This project aims to ensure that a distributed system can reach consensus even under unreliable network conditions, such as message delays, message loss, or partial node failures. To achieve this, I implemented the three fundamental roles of the Paxos algorithm: Proposers, Acceptors, and Learners. These roles cooperate to maintain data consistency across the system despite node failures or network disruptions. The system is tested in an environment where nodes randomly fail and recover. Additionally, Docker Compose is used to deploy and test the system across multiple isolated containers.
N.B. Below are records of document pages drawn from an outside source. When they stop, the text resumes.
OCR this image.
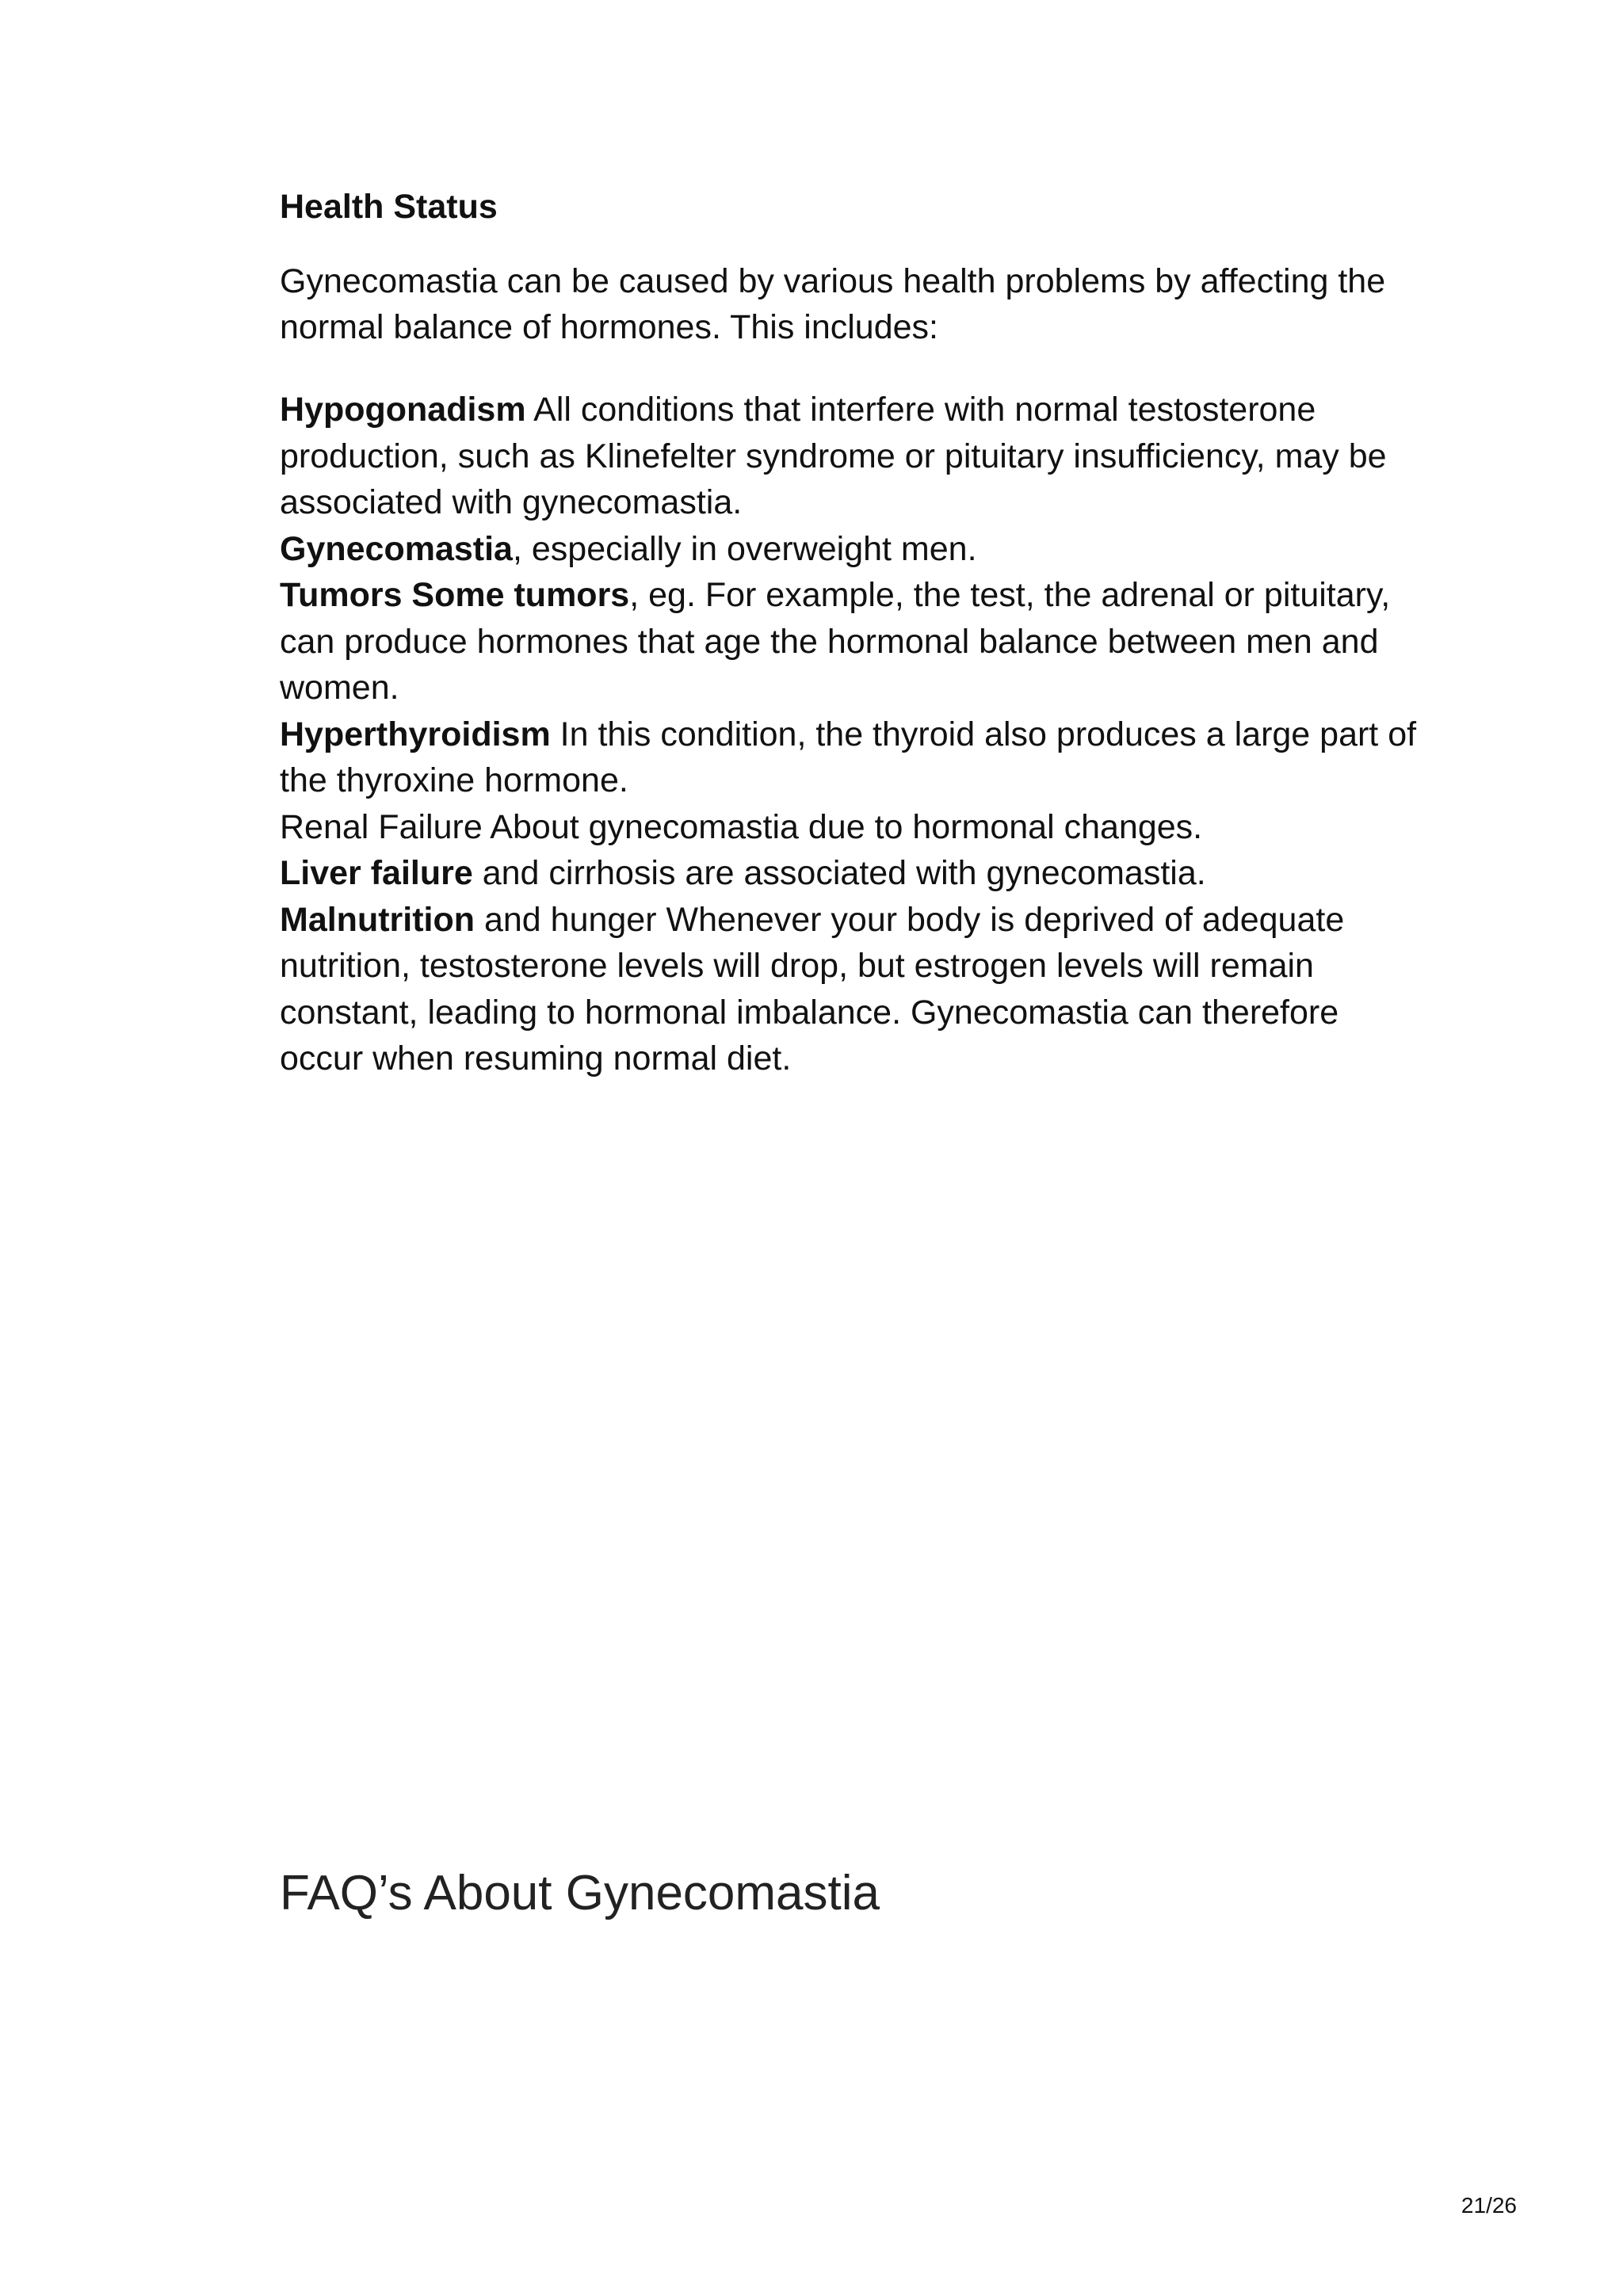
Health Status

Gynecomastia can be caused by various health problems by affecting the normal balance of hormones. This includes:

Hypogonadism All conditions that interfere with normal testosterone production, such as Klinefelter syndrome or pituitary insufficiency, may be associated with gynecomastia.

Gynecomastia, especially in overweight men.

Tumors Some tumors, eg. For example, the test, the adrenal or pituitary, can produce hormones that age the hormonal balance between men and women.

Hyperthyroidism In this condition, the thyroid also produces a large part of the thyroxine hormone.

Renal Failure About gynecomastia due to hormonal changes.

Liver failure and cirrhosis are associated with gynecomastia.

Malnutrition and hunger Whenever your body is deprived of adequate nutrition, testosterone levels will drop, but estrogen levels will remain constant, leading to hormonal imbalance. Gynecomastia can therefore occur when resuming normal diet.

FAQ’s About Gynecomastia
21/26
During development, I encountered challenges such as handling asynchronous message delivery and ensuring convergence when nodes go offline. To address these, I implemented retry mechanisms and timeout strategies, and tested the system under various failure scenarios. These enhancements improved the system's fault tolerance and ensured stable performance under high load conditions.
Server will run on port 1099.
Running command under "src" directory:
docker-compose up --build
In Docker compose file, it is default to connect to server1.
If you want to connect to other servers, modify line 50 in docker-compose.yml
command: ["java", "client.Client", "<modify at here>"]
There are 5 Server options: Server1, Server2, Server3, Server4, Server5.
You can change <modify at here> to one of the options. Other input will get an error.
PS: The Client will send message to the server, the message may fail if more than half of the servers stopped. in my own code implementation.
After implementing the code, the second problem was how to make the server to fail and restart. I used a variable isRunning to indicate if the server is currently running. If isRunning is false, any Paxos request will be rejected.